The smallest group included 195 children who had autism. The second group was children who had developmental delays, or who did not learn to walk and talk normally.
The third and largest group included children who developed normally.
The data on GI symptoms came from mothers’ reports of their children in the first three years of life. Among the common symptoms were constipation, diarrhea, and food allergies or intolerance.
When compared to children with normal development, children with ASD were more likely to have constipation and food intolerance between the ages of 6 and 8 months. Children with ASD also had more diarrhea, constipation and food intolerance in the 18- to 36-month-old range.
Children with ASD also had more GI symptoms than children with developmental delays.
"Studies have shown an increase in two particular bacteria (Clostridium and Desulfovibrio) in children with ASD at a much higher rate than children without ASD, though both groups reported similar GI complaints," Dr. Beadle said. "There have also been limited case studies (with only anecdotal evidence, which should be interpreted with caution) reporting significant behavioral improvement when children with ASD have fevers, take antibiotics, and when given probiotics, all which reduce the level of bacteria in the gut. These studies would suggest a link between the gut microbiome and autism."
Dr. Beadle added, "Again, though, there is no evidence of one causing the other. Many (if not most) children with ASD are picky eaters, often extremely limited in their food choices. This behavioral implication of ASD may alter the gut microbiome, further exacerbating the symptoms of ASD already present. Or, the altered microbiome may lead to the child’s behaviors and/or unwillingness to consume or lack of desire for particular foods. There is a link, but the causal nature of the link is still not clear."
Dr. Beadle said parents should be aware of their children's particular nutritional and behavioral needs.

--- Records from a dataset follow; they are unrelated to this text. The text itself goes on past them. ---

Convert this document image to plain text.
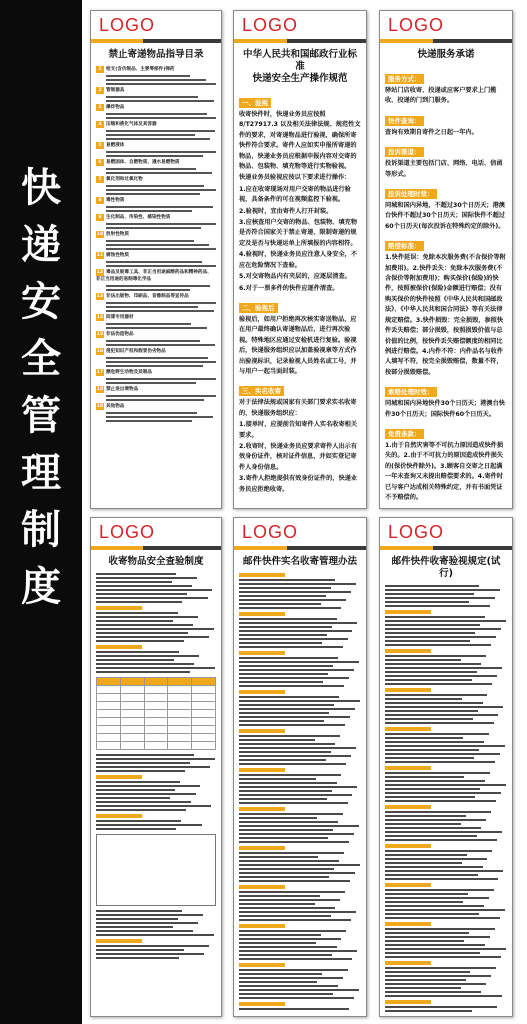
快
递
安
全
管
理
制
度
LOGO
禁止寄递物品指导目录
1 枪支(含仿制品、主要零部件)弹药
2 管制器具
3 爆炸物品
4 压缩和液化气体及其容器
5 易燃液体
6 易燃固体、自燃物质、遇水易燃物质
7 氧化剂和过氧化物
8 毒性物质
9 生化制品、传染性、感染性物质
10 放射性物质
11 腐蚀性物质
12 毒品及吸毒工具、非正当用途麻醉药品和精神药品、非正当用途的易制毒化学品
13 非法出版物、印刷品、音像制品等宣传品
14 间谍专用器材
15 非法伪造物品
16 侵犯知识产权和假冒伪劣物品
17 濒危野生动物及其制品
18 禁止进出境物品
19 其他物品
LOGO
中华人民共和国邮政行业标准
快递安全生产操作规范
一、验视
收寄快件时，快递业务员应按照 8/T27917.3 以及相关法律法规、规范性文件的要求，对寄递物品进行验视，确保所寄快件符合要求。寄件人应如实申报所寄递的物品，快递业务员应根据申报内容对交寄的物品、包装物、填充物等进行实物验视。
快递业务员验视应按以下要求进行操作：
1.应在收寄现场对用户交寄的物品进行验视，具备条件的可在视频监控下验视。
2.验视时，宜由寄件人打开封装。
3.应核查用户交寄的物品、包装物、填充物是否符合国家关于禁止寄递、限制寄递的规定及是否与快递运单上所填报的内容相符。
4.验视时，快递业务员应注意人身安全，不应在危险情况下查验。
5.对交寄物品内有夹层的，应逐层清查。
6.对于一票多件的快件应逐件清查。
二、验视后
验视后，如用户拒绝再次核实寄送物品，应在用户最终确认寄递物品后，进行再次验视。特殊地区应通过安检机进行复验。验视后，快递服务组织应以加盖验视章等方式作出验视标识，记录验视人员姓名或工号，并与用户一起当面封装。
三、实名收寄
对于法律法规或国家有关部门要求实名收寄的，快递服务组织应：
1.接单时，应提前告知寄件人实名收寄相关要求。
2.收寄时，快递业务员应要求寄件人出示有效身份证件，核对证件信息，并如实登记寄件人身份信息。
3.寄件人拒绝提供有效身份证件的，快递业务员应拒绝收寄。
LOGO
快递服务承诺
服务方式：
驿站门店收寄、投递或应客户要求上门揽收、投递的门到门服务。
快件查询：
查询有效期自寄件之日起一年内。
投诉渠道：
投诉渠道主要包括门店、网络、电话、信函等形式。
投诉处理时效：
同城和国内异地，不超过30个日历天；港澳台快件不超过30个日历天；国际快件不超过60个日历天(每次投诉在特殊约定的除外)。
赔偿标准：
1.快件延误：免除本次服务费(不含保价等附加费用)。2.快件丢失：免除本次服务费(不含保价等附加费用)；购买保价(保险)的快件，按照被保价(保险)金额进行赔偿；没有购买保价的快件按照《中华人民共和国邮政法》、《中华人民共和国合同法》等有关法律规定赔偿。3.快件损毁：完全损毁，参照快件丢失赔偿；部分损毁，按照损毁价值与总价值的比例，按快件丢失赔偿额度的相同比例进行赔偿。4.内件不符：内件品名与收件人填写不符，按完全损毁赔偿，数量不符，按部分损毁赔偿。
索赔处理时效：
同城和国内异地快件30个日历天；港澳台快件30个日历天；国际快件60个日历天。
免责条款：
1.由于自然灾害等不可抗力原因造成快件损失的。2.由于不可抗力的原因造成快件损失的(保价快件除外)。3.顾客自交寄之日起满一年未查询又未提出赔偿要求的。4.寄件时已与客户达成相关特殊约定，并有书面凭证不予赔偿的。
LOGO
收寄物品安全查验制度

LOGO
邮件快件实名收寄管理办法
LOGO
邮件快件收寄验视规定(试行)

"It would be wise for the parents of children with ASD to work in a cooperative nature with a team of specialists, including behavioral support, nutritionists, gastroenterologists, and other therapists, particularly when the child has GI complaints or food intolerances," Dr. Beadle said. "Though there is no hard-core evidence to support the link between food intolerance and autism symptomology at this point, there is also not overwhelming evidence that it never is beneficial.
"The research seems to be very mixed still. Because ASD is such a spectrum disorder in that no two cases of autism present exactly the same, it is likely there are subtypes of autism that are more sensitive (perhaps even caused by or more closely related to) food sensitivities and microbiome changes. The research simply has not taught us enough yet to fully make those distinctions. I would encourage parents to go with their instincts, under the supervision of the medical team — if they see positive changes in their child with dietary changes, and the child is maintaining adequate health and nutrition, then the family has found a beneficial change for their child."
Dr. Beadle concluded by saying that parents of children with autism should take a cautious approach because the current research "does not support a one-size-fits-all approach to dietary management of ASD."
This study was published March 25 in JAMA Psychiatry.
The Norwegian Ministry of Health and Care Services, the Norwegian Ministry of Education and Research, the National Institutes of Health and the Research Council of Norway funded this research. Dr. Bresnahan and team disclosed no conflicts of interest.